Some things you can look out for to spot phishing scams include:

  • Spelling and grammatical errors
  • Sending address errors
  • Unusual links
  • Requests for personal details; no company will ask for this over email, text or over the phone
  • Pressure to make quick decisions

How to avoid scams

As well as spotting phishing scams, you can help your clients avoid them in several ways too, though the most recommended and often fool proof method is to simply treat any unexpected or unusual communication with extra caution.

In many cases, banks and other financial bodies are unlikely to call directly and if they do, they are likely to understand the caution.
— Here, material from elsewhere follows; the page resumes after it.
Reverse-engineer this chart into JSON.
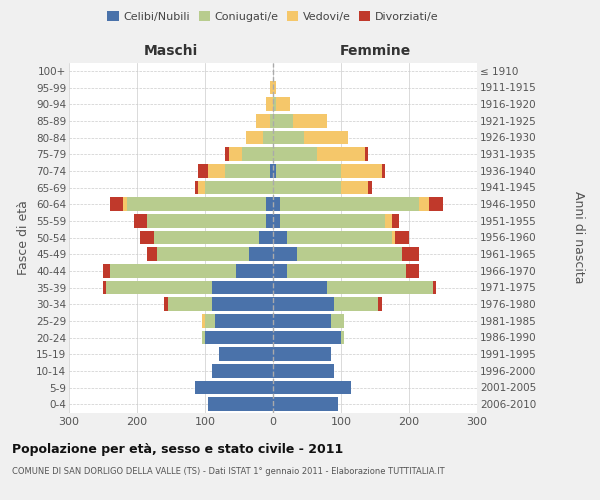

Ensure that your clients always contact these bodies using separate, official numbers if they’re different to the one provided, or check the number against the official contact information.

Some other tips to bear in mind include:

  • Take an approach of never giving out any personal information unless done directly with the company safely.
  • Keep clients’ virus protection software up to date where possible.
  • Advise them against answering unexpected calls, letters, emails, or unknown companies knocking at the door.
  • Keep passwords strong and change them regularly. You can work with your client to do this and help them with remembering any passwords on an ongoing basis.
  • Check the FCA register for any unknown financial companies.

What to do when you spot a scam

If you’ve spotted a scam or believe that your client has been the victim of fraud, it’s important to take action quickly. The Action Fraud phishing scams advice suggests reporting the scam to Action Fraud immediately, using the reporting tool or the FCA Scam Smart website. You can also call them on 0300 123 2040 on your client’s behalf.

It’s also important to cancel any payments if the scam has already been done by helping the client to contact their bank and ask for a direct debit to be cancelled. In some cases, the bank may be able to block any recent payments from going out.

Be aware of any follow-up scams, such as companies offering to get the money back for your client, as these are other common types of scams that could mean they are hit twice.